The end of October is one of the most awkward times of the year for teens everywhere. While all the kiddies excitedly grab their Firefly catalogs, unable to decide between an Egyptian princess and a McDonald’s Cheeseburger, teenagers nostalgically tweet about their best neighborhood pillages and the scariest haunted houses.

You remember that neighbor who obviously forgot what the date was and handed out Ziploc bags filled with popcorn. Or how about the dentist who, after giving a lecture on dental hygiene, handed you a toothbrush and apple slices? There was always the quaint elderly couple that lured you in with cookies and hot apple cider while regaling you with entertaining stories about Halloweens past. The ultimate score was the person who leaves the whole basket outside with a note that says, “Please take ONE.” You and your friends grabbed the whole thing.

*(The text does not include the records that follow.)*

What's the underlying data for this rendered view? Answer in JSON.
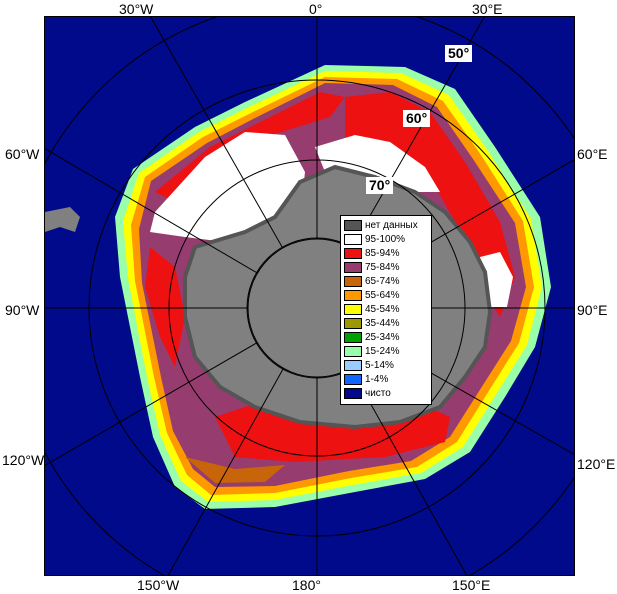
{
  "longitude_labels": {
    "top": [
      "30°W",
      "0°",
      "30°E"
    ],
    "left": [
      "60°W",
      "90°W",
      "120°W"
    ],
    "right": [
      "60°E",
      "90°E",
      "120°E"
    ],
    "bottom": [
      "150°W",
      "180°",
      "150°E"
    ]
  },
  "latitude_labels": [
    "50°",
    "60°",
    "70°"
  ],
  "legend": [
    {
      "label": "нет данных",
      "color": "#555555"
    },
    {
      "label": "95-100%",
      "color": "#ffffff"
    },
    {
      "label": "85-94%",
      "color": "#ee1111"
    },
    {
      "label": "75-84%",
      "color": "#963c6e"
    },
    {
      "label": "65-74%",
      "color": "#c8640a"
    },
    {
      "label": "55-64%",
      "color": "#ff9900"
    },
    {
      "label": "45-54%",
      "color": "#ffff00"
    },
    {
      "label": "35-44%",
      "color": "#9a9a00"
    },
    {
      "label": "25-34%",
      "color": "#00a000"
    },
    {
      "label": "15-24%",
      "color": "#99ffaa"
    },
    {
      "label": "5-14%",
      "color": "#99ccff"
    },
    {
      "label": "1-4%",
      "color": "#1166ff"
    },
    {
      "label": "чисто",
      "color": "#000a8a"
    }
  ]
}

Photo Courtesy of myremoteradio.com

For teens, Halloween night usually begins at a friend’s house, trying to decide what to do; trick-or-treating is obviously out of the question. Scoffing at trick-or-treating and laughing at how crazy the little kids look, the secretly sentimental friends sit and watch Amityville Horror. However, someone fidgets after ten minutes and mutters that they would rather be trick-or-treating. The room is silent for a split second before everyone jumps up and grabs either cat ears or a baseball hat. Odd looks are given by parents who open the door to a gang of sixteen or seventeen year-olds, but a quick reassurance that siblings are not far behind becomes the go-to lie.

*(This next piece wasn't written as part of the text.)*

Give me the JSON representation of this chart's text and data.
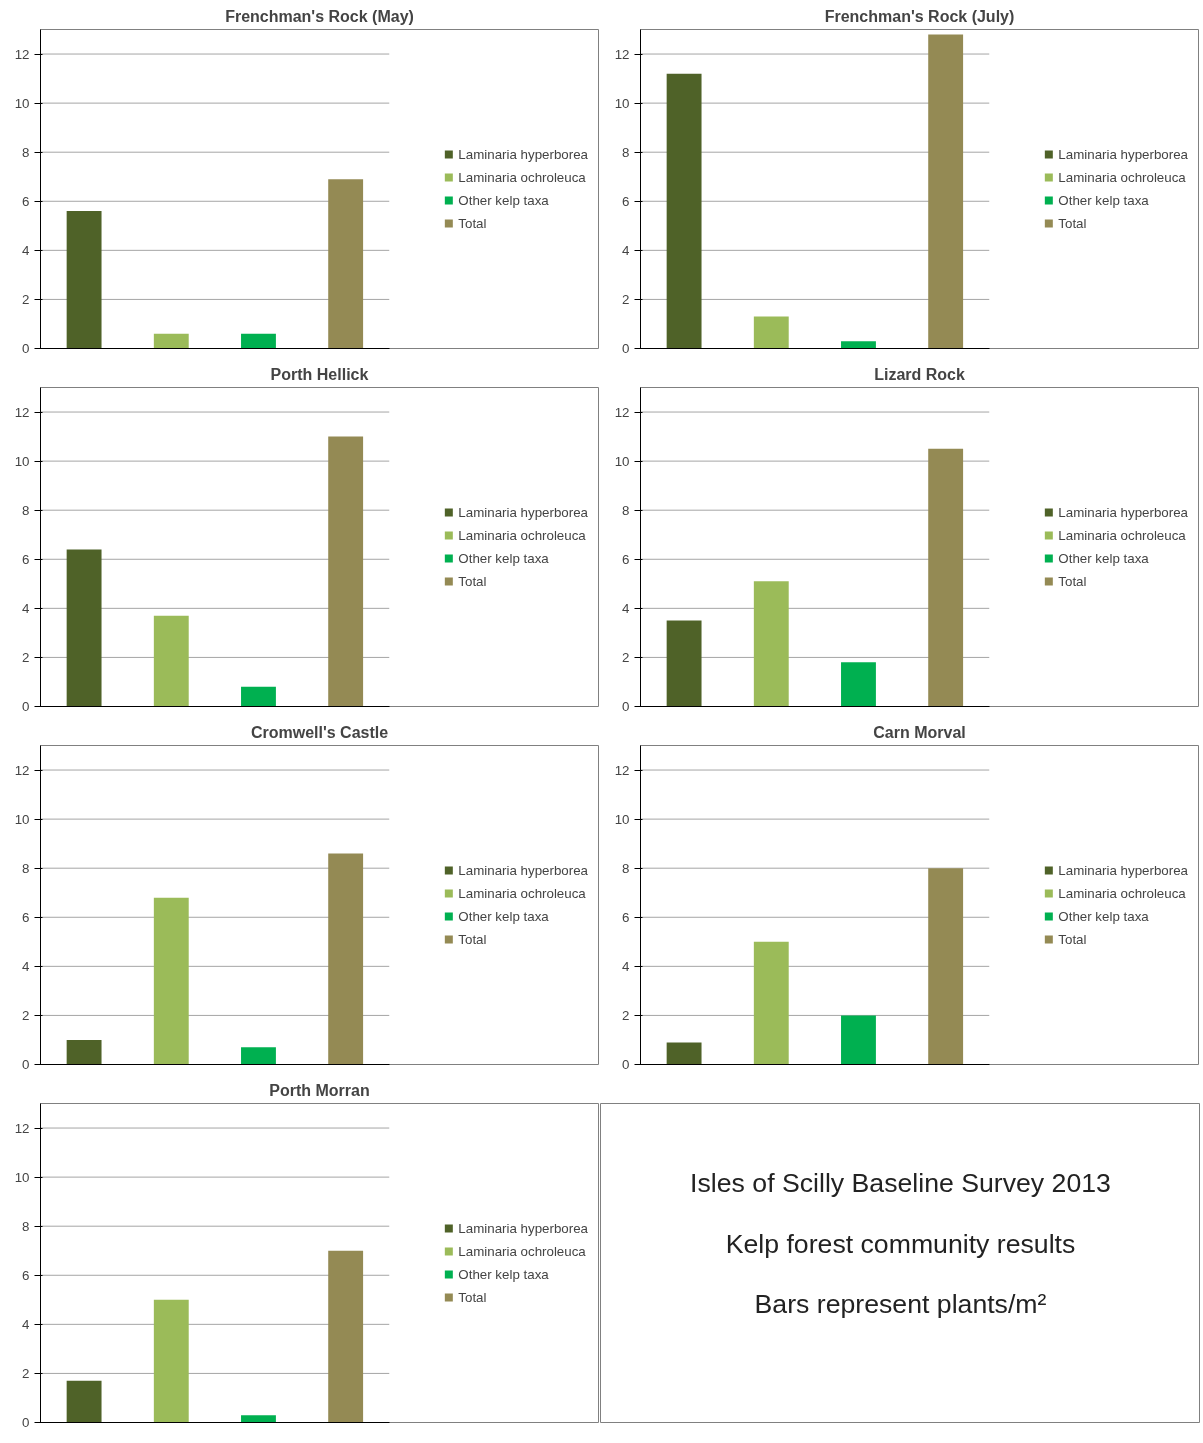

Each year, everyone attempts to act like they will be original with their costume choices. Powerpuff girls? Too juvenile. Rocket Power? Already taken. Young Money? Too awkward. Being too creative can be controversial, so once again the cat ears come out. The guys throw on an Eagles jersey and they transform into Michael Vick for the night.

Anybody can fall victim to an awkward Halloween. Two years ago my friends and I decided to watch The Orphan (I don’t recommend it), and I found myself unable to lift my head up from behind the pillow. It was truly terrifying. It took little persuasion and only fifteen minutes of the horror movie to convince my friends that we were not above trick-or-treating, and soon we were scouring the house for costumes to compliment our sweatpants and Ugg boots. It took about three minutes to complete my transformation, with a pair of knee-high socks and a tattered baseball hat topping off my “Major League” look. Reusable target bags clutched in our freezing hands, we headed out into the night. Eagerly waiting for our first fistful of candy (but not too eagerly; this is high school), we were disappointed when the first few houses were dark and empty. We could have sworn we heard footsteps in one or two homes, but it must have been a ghost. Eventually doors began to open and parents uncomfortably handed us mini Reese’s and slammed the door.

The minute I had candy at my disposal a sugar coma ensued. I hardly remember anything until two hours later, when I found myself nuzzled against two sleeping friends on the couch. There was a pile of candy wrappers to my left, (“did I eat all of those?”) not to mention an empty tub of popcorn resting on my lap. I managed to convince myself everyone else ate it until I noticed a buttery glaze all over my fingers. Free candy is everyone’s guilty pleasure. It’s a proven fact. Why else would there be a holiday for it? So, in case you had any doubts, it is totally justifiable to mooch off of your kind-hearted neighbors for as long as possible.

This year, Halloween will not be any different. Trick-or-treating will be avoided for as long as possible, seeing as high schoolers should be mature enough to look at candy and not want to gorge themselves on it (yeah, right). So, Halloween night, go out and enjoy yourself however you decide to, trick-or-treating or creating a haunted house. It is a night of fun and excitement, and everyone should take advantage of it for as long as possible.